DPP Legislator Eugene Jao (
Incineration residue can be separated into two parts -- fly ash, most of which is captured from smokestacks by air pollution control systems, and bottom ash, which falls through the grate of an incinerator's combustion chamber into an ash pit.
Both types of ash must be removed for further treatment since they contain toxic heavy metals, such as chromium, cadmium, lead, arsenic, zinc, and others as well as organic compounds, such as PCBs, dioxins, benzene, and other cancer-inducing materials.
Jao said a recent investigation by his office found that the EPA has failed to manage such toxic ash appropriately.
The investigation report says that each year about 20,000 tonnes of fly ash from four incinerators in Taipei County was dumped at a landfill in Shulin township after being mixed with bottom ash.
According to the report, Taipei County is not the only problem area. The report says that the EPA doesn't really know where the fly ash collected from 13 out the 19 incinerators ends up.
"Where has the fly ash gone?
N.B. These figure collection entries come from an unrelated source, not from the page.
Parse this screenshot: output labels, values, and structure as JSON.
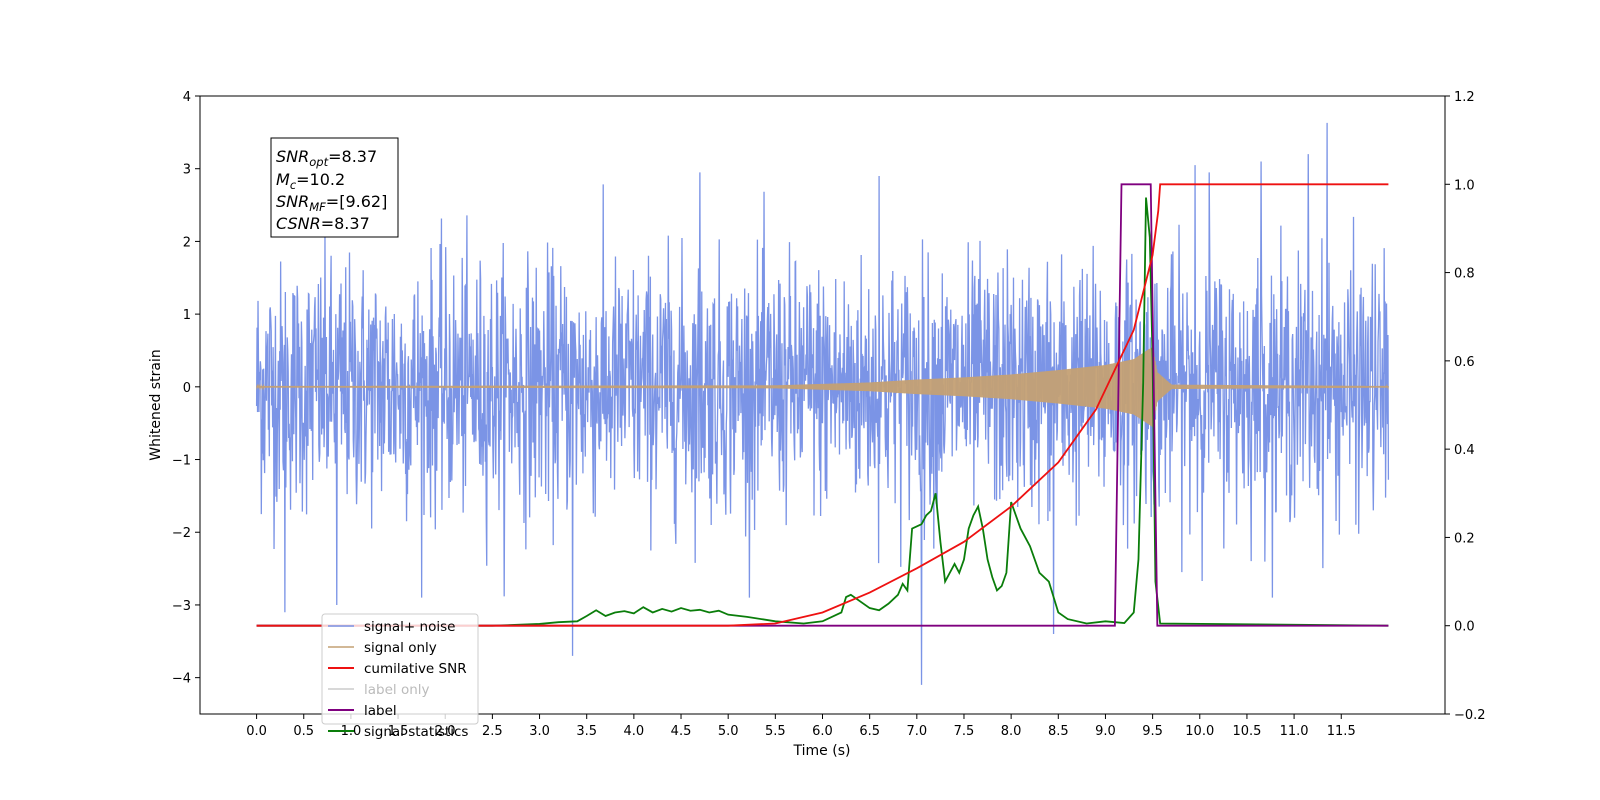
{
  "chart_data": {
    "type": "line",
    "xlabel": "Time (s)",
    "ylabel_left": "Whitened strain",
    "ylabel_right": "",
    "xlim": [
      -0.6,
      12.6
    ],
    "ylim_left": [
      -4.5,
      4.0
    ],
    "ylim_right": [
      -0.2,
      1.2
    ],
    "x_ticks": [
      0.0,
      0.5,
      1.0,
      1.5,
      2.0,
      2.5,
      3.0,
      3.5,
      4.0,
      4.5,
      5.0,
      5.5,
      6.0,
      6.5,
      7.0,
      7.5,
      8.0,
      8.5,
      9.0,
      9.5,
      10.0,
      10.5,
      11.0,
      11.5
    ],
    "x_tick_labels": [
      "0.0",
      "0.5",
      "1.0",
      "1.5",
      "2.0",
      "2.5",
      "3.0",
      "3.5",
      "4.0",
      "4.5",
      "5.0",
      "5.5",
      "6.0",
      "6.5",
      "7.0",
      "7.5",
      "8.0",
      "8.5",
      "9.0",
      "9.5",
      "10.0",
      "10.5",
      "11.0",
      "11.5"
    ],
    "y_left_ticks": [
      4,
      3,
      2,
      1,
      0,
      -1,
      -2,
      -3,
      -4
    ],
    "y_left_tick_labels": [
      "4",
      "3",
      "2",
      "1",
      "0",
      "−1",
      "−2",
      "−3",
      "−4"
    ],
    "y_right_ticks": [
      1.2,
      1.0,
      0.8,
      0.6,
      0.4,
      0.2,
      0.0,
      -0.2
    ],
    "y_right_tick_labels": [
      "1.2",
      "1.0",
      "0.8",
      "0.6",
      "0.4",
      "0.2",
      "0.0",
      "−0.2"
    ],
    "grid": false,
    "legend_position": "lower-left",
    "annotation": {
      "snr_opt": {
        "base": "SNR",
        "sub": "opt",
        "value": "=8.37"
      },
      "mc": {
        "base": "M",
        "sub": "c",
        "value": "=10.2"
      },
      "snr_mf": {
        "base": "SNR",
        "sub": "MF",
        "value": "=[9.62]"
      },
      "csnr": {
        "base": "CSNR",
        "value": "=8.37"
      }
    },
    "series": [
      {
        "name": "signal+ noise",
        "axis": "left",
        "color": "#7b94e6",
        "description_noise_std": 0.85,
        "extreme_points": [
          [
            0.3,
            -3.1
          ],
          [
            0.85,
            -3.0
          ],
          [
            3.35,
            -3.7
          ],
          [
            7.05,
            -4.1
          ],
          [
            8.45,
            -3.4
          ],
          [
            11.35,
            3.63
          ],
          [
            10.65,
            3.1
          ],
          [
            9.95,
            3.05
          ],
          [
            10.1,
            2.95
          ],
          [
            11.15,
            3.2
          ],
          [
            4.7,
            2.95
          ],
          [
            6.6,
            2.9
          ]
        ],
        "x_range": [
          0.0,
          12.0
        ]
      },
      {
        "name": "signal only",
        "axis": "left",
        "color": "#c4a074",
        "envelope": [
          [
            0.0,
            0.01
          ],
          [
            5.5,
            0.02
          ],
          [
            6.0,
            0.04
          ],
          [
            6.5,
            0.06
          ],
          [
            7.0,
            0.1
          ],
          [
            7.5,
            0.13
          ],
          [
            8.0,
            0.17
          ],
          [
            8.5,
            0.23
          ],
          [
            9.0,
            0.3
          ],
          [
            9.3,
            0.38
          ],
          [
            9.5,
            0.55
          ],
          [
            9.55,
            0.2
          ],
          [
            9.7,
            0.03
          ],
          [
            12.0,
            0.01
          ]
        ]
      },
      {
        "name": "cumilative SNR",
        "axis": "right",
        "color": "#ee1111",
        "points": [
          [
            0.0,
            0.0
          ],
          [
            5.0,
            0.0
          ],
          [
            5.5,
            0.005
          ],
          [
            6.0,
            0.03
          ],
          [
            6.5,
            0.075
          ],
          [
            7.0,
            0.13
          ],
          [
            7.5,
            0.19
          ],
          [
            8.0,
            0.27
          ],
          [
            8.5,
            0.37
          ],
          [
            8.9,
            0.49
          ],
          [
            9.1,
            0.58
          ],
          [
            9.3,
            0.67
          ],
          [
            9.5,
            0.84
          ],
          [
            9.56,
            0.94
          ],
          [
            9.58,
            1.0
          ],
          [
            12.0,
            1.0
          ]
        ]
      },
      {
        "name": "label only",
        "axis": "right",
        "color": "#cccccc",
        "hidden": true,
        "points": []
      },
      {
        "name": "label",
        "axis": "right",
        "color": "#7f007f",
        "points": [
          [
            0.0,
            0.0
          ],
          [
            9.1,
            0.0
          ],
          [
            9.17,
            1.0
          ],
          [
            9.48,
            1.0
          ],
          [
            9.55,
            0.0
          ],
          [
            12.0,
            0.0
          ]
        ]
      },
      {
        "name": "signal statistics",
        "axis": "right",
        "color": "#0a7d0a",
        "points": [
          [
            0.0,
            0.0
          ],
          [
            2.5,
            0.0
          ],
          [
            3.0,
            0.004
          ],
          [
            3.2,
            0.008
          ],
          [
            3.4,
            0.01
          ],
          [
            3.5,
            0.022
          ],
          [
            3.6,
            0.035
          ],
          [
            3.7,
            0.022
          ],
          [
            3.8,
            0.03
          ],
          [
            3.9,
            0.033
          ],
          [
            4.0,
            0.028
          ],
          [
            4.1,
            0.042
          ],
          [
            4.2,
            0.03
          ],
          [
            4.3,
            0.038
          ],
          [
            4.4,
            0.032
          ],
          [
            4.5,
            0.04
          ],
          [
            4.6,
            0.034
          ],
          [
            4.7,
            0.036
          ],
          [
            4.8,
            0.03
          ],
          [
            4.9,
            0.034
          ],
          [
            5.0,
            0.025
          ],
          [
            5.2,
            0.02
          ],
          [
            5.5,
            0.01
          ],
          [
            5.8,
            0.005
          ],
          [
            6.0,
            0.01
          ],
          [
            6.2,
            0.03
          ],
          [
            6.25,
            0.065
          ],
          [
            6.3,
            0.07
          ],
          [
            6.5,
            0.04
          ],
          [
            6.6,
            0.035
          ],
          [
            6.7,
            0.05
          ],
          [
            6.8,
            0.07
          ],
          [
            6.85,
            0.095
          ],
          [
            6.9,
            0.08
          ],
          [
            6.95,
            0.22
          ],
          [
            7.05,
            0.23
          ],
          [
            7.1,
            0.25
          ],
          [
            7.15,
            0.26
          ],
          [
            7.2,
            0.3
          ],
          [
            7.25,
            0.19
          ],
          [
            7.3,
            0.1
          ],
          [
            7.35,
            0.12
          ],
          [
            7.4,
            0.14
          ],
          [
            7.45,
            0.12
          ],
          [
            7.5,
            0.15
          ],
          [
            7.55,
            0.22
          ],
          [
            7.6,
            0.25
          ],
          [
            7.65,
            0.27
          ],
          [
            7.7,
            0.22
          ],
          [
            7.75,
            0.15
          ],
          [
            7.8,
            0.11
          ],
          [
            7.85,
            0.08
          ],
          [
            7.9,
            0.09
          ],
          [
            7.95,
            0.12
          ],
          [
            8.0,
            0.28
          ],
          [
            8.1,
            0.22
          ],
          [
            8.2,
            0.18
          ],
          [
            8.3,
            0.12
          ],
          [
            8.4,
            0.1
          ],
          [
            8.5,
            0.03
          ],
          [
            8.6,
            0.015
          ],
          [
            8.8,
            0.005
          ],
          [
            9.0,
            0.01
          ],
          [
            9.2,
            0.006
          ],
          [
            9.3,
            0.03
          ],
          [
            9.35,
            0.15
          ],
          [
            9.4,
            0.55
          ],
          [
            9.43,
            0.97
          ],
          [
            9.47,
            0.88
          ],
          [
            9.5,
            0.6
          ],
          [
            9.53,
            0.1
          ],
          [
            9.58,
            0.005
          ],
          [
            12.0,
            0.0
          ]
        ]
      }
    ]
  }
}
Each year incinerators generate 98,185 tonnes of toxic fly ash to pollute the environment," Jao said.
Jao also urged the EPA to release records about the examination of water spilled from landfills, saying the public has a right to know such information.
Jao said the EPA should punish incinerator operators that mismanage fly ash and regulations pertaining to recycling toxic fly ash should be carefully revised to avoid creating more environmental pollution.
Officials of the EPA's Bureau of Incinerator Engineering, however, said yesterday that most incinerators either store fly ash temporarily at factory sites or stabilize it through advanced technologies.
EPA officials say some of the facilities needed to appropriately manage incinerator residue are still under construction.
An aide to Jao, Yang Jiao-yen (楊嬌豔), told the Taipei Times yesterday that problems related to the EPA's burn-oriented waste management have emerged since last year when anti-incinerator activists asked the legislature to freeze the agency's proposed budget for building and maintaining incinerators.
"It's pity that we haven't seen any reflection of the EPA on the policy," Yang said.
Yang said that legislators would work with anti-incinerator activists to host a waste manage-ment summit in March that would highlight problems with the EPA's policies.
In the 1990s the EPA estimated that by the end of this year it would have 36 incinerators in operation, capable of burning 30,400 tonnes of municipal solid waste per day.
Last March the agency canceled four incinerator projects.